Mi metto il profumo e per un istante chiudo gli occhi.
Metto il cappotto, fuori farà freddissimo, come sempre a novembre.
Afferro la borsetta ed esco quasi di corsa, come se fuggissi da qualcosa o verso qualcosa.
Quando entro c’è ancora poca gente, non ho mai visto questo posto, non conosco nessuno.
Un cameriere si avvicina e mi accompagna ad un tavolo, le luci soffuse diffondono una luce blu, musica jazz di sottofondo, il barman sta preparando un cocktail. Mi accendo una sigaretta mentre aspetto il mio margarita, aspiro il fumo e non penso più a nulla.
“Sola? ” mi giro e lo guardo: venticinque anni, alto, biondo, ben vestito, di quelli che di solito offrono compagnia a signore attempate e generose.
Non è il mio caso. Non rispondo e continuo a guardarlo.
“Posso sedermi? ”
“Perché no? Fai pure. ”
Comincia a chiacchierare, io lo ascolto e mi tolgo il cappotto che fino ad allora avevo tenuto sulle spalle scoprendo un vestito a sottoveste rosso scuro, calze di seta nere ed un paio di sandali con il tacco alto decisamente fuori stagione, ma molto in tema con il mio stato d’animo.

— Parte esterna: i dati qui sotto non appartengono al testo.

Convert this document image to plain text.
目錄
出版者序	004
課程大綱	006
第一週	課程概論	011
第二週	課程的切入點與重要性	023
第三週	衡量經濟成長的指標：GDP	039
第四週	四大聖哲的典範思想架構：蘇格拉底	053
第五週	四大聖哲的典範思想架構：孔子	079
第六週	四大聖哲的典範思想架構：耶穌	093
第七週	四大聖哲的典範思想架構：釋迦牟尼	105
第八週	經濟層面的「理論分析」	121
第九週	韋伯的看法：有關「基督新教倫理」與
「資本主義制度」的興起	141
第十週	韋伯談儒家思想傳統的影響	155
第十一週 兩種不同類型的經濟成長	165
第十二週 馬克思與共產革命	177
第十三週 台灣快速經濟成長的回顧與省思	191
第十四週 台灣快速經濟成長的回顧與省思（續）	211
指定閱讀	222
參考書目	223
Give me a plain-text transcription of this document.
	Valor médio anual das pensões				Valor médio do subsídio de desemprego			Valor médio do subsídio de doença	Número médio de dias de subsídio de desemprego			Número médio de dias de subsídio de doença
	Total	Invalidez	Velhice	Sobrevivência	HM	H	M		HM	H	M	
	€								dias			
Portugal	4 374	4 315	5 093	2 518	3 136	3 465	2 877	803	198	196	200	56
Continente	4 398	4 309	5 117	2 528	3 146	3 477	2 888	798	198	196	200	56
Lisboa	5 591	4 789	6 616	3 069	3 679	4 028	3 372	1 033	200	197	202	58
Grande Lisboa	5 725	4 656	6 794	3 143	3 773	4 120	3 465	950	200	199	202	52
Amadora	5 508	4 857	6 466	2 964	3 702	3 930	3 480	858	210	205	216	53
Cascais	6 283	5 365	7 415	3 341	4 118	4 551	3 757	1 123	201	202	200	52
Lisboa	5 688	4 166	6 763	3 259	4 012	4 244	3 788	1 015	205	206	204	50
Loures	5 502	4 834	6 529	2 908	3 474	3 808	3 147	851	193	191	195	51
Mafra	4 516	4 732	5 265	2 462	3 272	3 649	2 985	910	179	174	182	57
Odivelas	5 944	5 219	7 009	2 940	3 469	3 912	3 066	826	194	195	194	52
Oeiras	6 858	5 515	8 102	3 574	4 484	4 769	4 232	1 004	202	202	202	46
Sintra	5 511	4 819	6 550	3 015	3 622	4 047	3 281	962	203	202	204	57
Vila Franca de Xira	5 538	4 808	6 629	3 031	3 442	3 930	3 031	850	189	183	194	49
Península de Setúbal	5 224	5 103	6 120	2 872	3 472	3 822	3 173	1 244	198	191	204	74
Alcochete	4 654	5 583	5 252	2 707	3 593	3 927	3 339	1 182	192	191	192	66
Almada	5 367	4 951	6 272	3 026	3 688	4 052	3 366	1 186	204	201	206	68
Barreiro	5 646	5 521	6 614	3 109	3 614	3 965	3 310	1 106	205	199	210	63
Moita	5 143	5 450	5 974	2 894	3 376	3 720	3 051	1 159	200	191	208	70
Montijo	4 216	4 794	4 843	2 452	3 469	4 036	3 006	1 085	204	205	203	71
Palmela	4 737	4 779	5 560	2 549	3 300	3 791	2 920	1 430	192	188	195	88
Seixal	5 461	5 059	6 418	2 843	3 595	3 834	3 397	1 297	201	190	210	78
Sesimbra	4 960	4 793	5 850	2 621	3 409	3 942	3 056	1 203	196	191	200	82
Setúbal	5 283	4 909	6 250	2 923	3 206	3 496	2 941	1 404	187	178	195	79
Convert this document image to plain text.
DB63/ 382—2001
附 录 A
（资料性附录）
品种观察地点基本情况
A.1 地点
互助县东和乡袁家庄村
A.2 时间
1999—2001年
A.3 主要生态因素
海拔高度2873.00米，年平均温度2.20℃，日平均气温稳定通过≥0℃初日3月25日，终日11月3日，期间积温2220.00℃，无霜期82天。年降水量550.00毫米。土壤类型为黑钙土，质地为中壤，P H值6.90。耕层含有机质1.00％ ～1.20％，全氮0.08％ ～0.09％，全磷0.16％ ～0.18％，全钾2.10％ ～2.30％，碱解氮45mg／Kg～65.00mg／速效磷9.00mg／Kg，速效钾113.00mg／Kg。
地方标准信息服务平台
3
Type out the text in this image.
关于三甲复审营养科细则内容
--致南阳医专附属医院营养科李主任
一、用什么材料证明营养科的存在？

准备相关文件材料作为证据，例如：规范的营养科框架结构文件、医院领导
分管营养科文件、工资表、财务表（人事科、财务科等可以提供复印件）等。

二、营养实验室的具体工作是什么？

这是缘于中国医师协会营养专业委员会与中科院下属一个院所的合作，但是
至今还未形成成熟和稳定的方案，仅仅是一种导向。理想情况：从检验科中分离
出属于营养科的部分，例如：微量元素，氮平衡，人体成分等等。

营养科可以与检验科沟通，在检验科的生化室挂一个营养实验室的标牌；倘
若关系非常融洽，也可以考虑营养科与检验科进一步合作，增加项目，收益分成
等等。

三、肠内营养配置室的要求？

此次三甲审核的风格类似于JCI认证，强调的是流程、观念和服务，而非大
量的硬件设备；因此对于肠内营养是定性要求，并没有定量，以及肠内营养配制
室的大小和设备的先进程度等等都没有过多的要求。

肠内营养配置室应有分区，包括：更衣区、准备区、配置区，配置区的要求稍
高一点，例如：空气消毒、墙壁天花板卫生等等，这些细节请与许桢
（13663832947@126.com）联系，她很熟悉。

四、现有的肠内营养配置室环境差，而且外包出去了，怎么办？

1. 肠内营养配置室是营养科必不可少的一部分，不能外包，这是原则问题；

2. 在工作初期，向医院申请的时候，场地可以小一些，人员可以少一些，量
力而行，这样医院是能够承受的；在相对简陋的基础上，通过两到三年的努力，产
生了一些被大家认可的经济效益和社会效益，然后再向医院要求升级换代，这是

Continuo a bere, l’alcool mi annebbia un po’ i sensi, ma non mi piace ubriacarmi, e così sono ancora lucida quando sento la sua mano infilarsi sotto il vestito ed accarezzarmi le cosce.
Con sorpresa scopre che non porto le mutandine, lo lascio fare. Sento che è molto eccitato e lo porto alla toilette.
Gli abbasso la cerniera, glielo sfilo e comincio a succhiarglielo.
“Dimmi almeno come ti chiami, non so neppure il tuo nome. ”
“Siamo qui per scopare o per fare conversazione? ”
“Sei un po’ strana tu, di solito prima di riuscire a portarvi a letto dobbiamo sudare sette camicie ed invece sei tu che mi salti addosso. ”
“Già. ”
Gli abbasso i pantaloni e me lo infilo dentro, ci sbattiamo per un po’ poi lo sento venire.
“Hai voglia di leccarmela? ”
“Certo, con piacere. ”
Sento la sua lingua accarezzarmi il clitoride.
“Ci sa fare il ragazzo” penso mentre sto venendo.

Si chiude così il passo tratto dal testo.